Understand The Cost

Written by Joe Driscoll

November 22, 2009

“There is a great difference between knowing and understanding: you can know a lot about something and not really understand it.”
Charles F. Kettering

The difficulty encountered in forecasting future revenues is often a major stumbling block in the decision making process. But revenues are only one part of the simple equation that measures business success. Getting a good handle on the other part of the equation, the expenses, is easier, equally important and frequently overlooked.

Developing a professional understanding of your costs and expenses, while it won’t help you predict the future, it will give you the means to manage these items, establish necessary revenue objectives and to better understand the relationships between expenses and revenues. Begin by defining each of your various expenses as fixed or variable, understanding the concepts of marginal contribution and operating leverage and then calculate your break-even point.

The process of classifying these expenses is not nearly as complicated as it may seem. Once you have established these definitions you will have an understanding of how these individual cost items will react as the volume of activity changes in your business.
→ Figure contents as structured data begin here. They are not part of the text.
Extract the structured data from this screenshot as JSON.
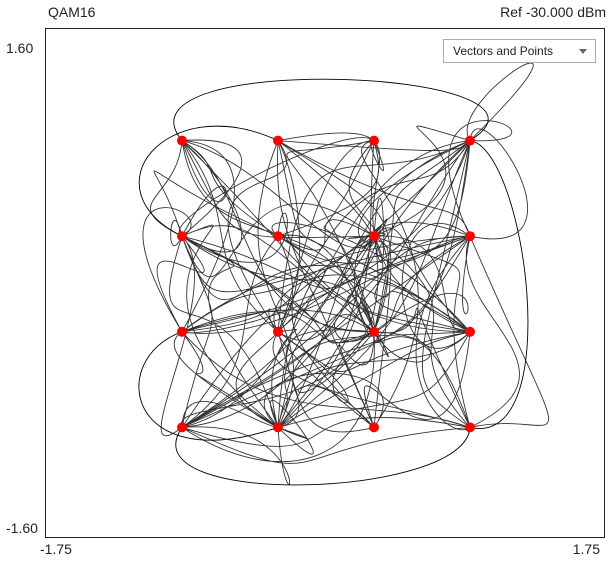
{
  "header": {
    "title": "QAM16",
    "reference": "Ref -30.000 dBm"
  },
  "display_mode": {
    "selected": "Vectors and Points"
  },
  "chart_data": {
    "type": "scatter",
    "title": "QAM16",
    "xlabel": "",
    "ylabel": "",
    "xlim": [
      -1.75,
      1.75
    ],
    "ylim": [
      -1.6,
      1.6
    ],
    "x_tick_labels": [
      "-1.75",
      "1.75"
    ],
    "y_tick_labels": [
      "1.60",
      "-1.60"
    ],
    "grid": false,
    "trace_color": "#000000",
    "point_color": "#ff0000",
    "points": [
      {
        "x": -0.9,
        "y": 0.9
      },
      {
        "x": -0.3,
        "y": 0.9
      },
      {
        "x": 0.3,
        "y": 0.9
      },
      {
        "x": 0.9,
        "y": 0.9
      },
      {
        "x": -0.9,
        "y": 0.3
      },
      {
        "x": -0.3,
        "y": 0.3
      },
      {
        "x": 0.3,
        "y": 0.3
      },
      {
        "x": 0.9,
        "y": 0.3
      },
      {
        "x": -0.9,
        "y": -0.3
      },
      {
        "x": -0.3,
        "y": -0.3
      },
      {
        "x": 0.3,
        "y": -0.3
      },
      {
        "x": 0.9,
        "y": -0.3
      },
      {
        "x": -0.9,
        "y": -0.9
      },
      {
        "x": -0.3,
        "y": -0.9
      },
      {
        "x": 0.3,
        "y": -0.9
      },
      {
        "x": 0.9,
        "y": -0.9
      }
    ]
  }
}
The relationship of changes in an expense item and changes in the volume of activity result in the categorization of fixed and variable costs. Fixed expenses are those which are related to the passage of time and not related to the changing levels of business activity.

Those items which you have committed yourself to for at least the next year in order to run the business in a normal manner are fixed expenses. Items such as rent, depreciation, insurance, taxes and salaries are properly defined as fixed expenses. Fixed expenses will be expressed in absolute dollar terms.

Those items that will fluctuate in close relationship to the variations in business activity are variable expenses. When the activity of any particular volume measure such as units sold, units produced or dollars sold increases, the amount of a variable expense item will increase proportionately. When the volume decreases, the expense item decreases. Expenses such as manufacturing supplies, raw materials and sales commissions are all variable expenses.  Variable expenses should be quantified and expressed as so much money per unit of output. For example, raw materials cost $2.50 per unit or labor costs $.34 for each dollar of sales.

It is about at this time that a gray area known as semifixed or semivariable expenses arises to paralyze the process with confusion. Remember two things, first this is your business that you are dealing with and not some abstract example in an accounting book, and secondly you will not be judged by the perfection of the process but rather by the decisions that you make as a result of the process.

Don’t get hung up on perfecting the definitions of fixed and variable. Most will be quite obvious. If you are locked into the expense for the better part of a year regardless of what happens to sales, it’s fixed. The rest are variable so long as you can identify there cost per unit of volume.

In business, your exposure to risk is a function in part to the extent to which a firm’s costs are fixed. If your fixed costs are high, a small decline in sales can lead to a large decline in profits. Therefore, all other things remaining the same, the higher a firm’s fixed costs, the greater its risks.

The extent to which a business uses fixed costs in its operating structure is called operating leverage. With a high degree of operating leverage, a business has great risk but has a greater opportunity for reward in that a small increase in sales will result in a large increase in earnings.

Marginal contribution is the contribution which a sale makes toward covering your fixed expenses. If a product sells for $1.00 and the variable costs associated with it are $.60, each sale makes a contribution of $.40 towards the company’s fixed cost.

An understanding of the behavior of the cost structure is indispensable for making major decisions. The potential profit from new activities can easily be projected by comparing variable costs and anticipated revenues.

The concept of contribution margin forms the basis for calculating your break-even point. With your expenses properly classified, the formula is as follows. The break-even point in sales dollars “S” is equal to the sum of the fixed costs “FC” plus the variable cost per dollar “VC” times sales “S”. Expressed as a formula it looks like this, S = FC + VC(S).

You know your costs. Because it’s your business, make sure that you understand them and use that understanding in the decision making process.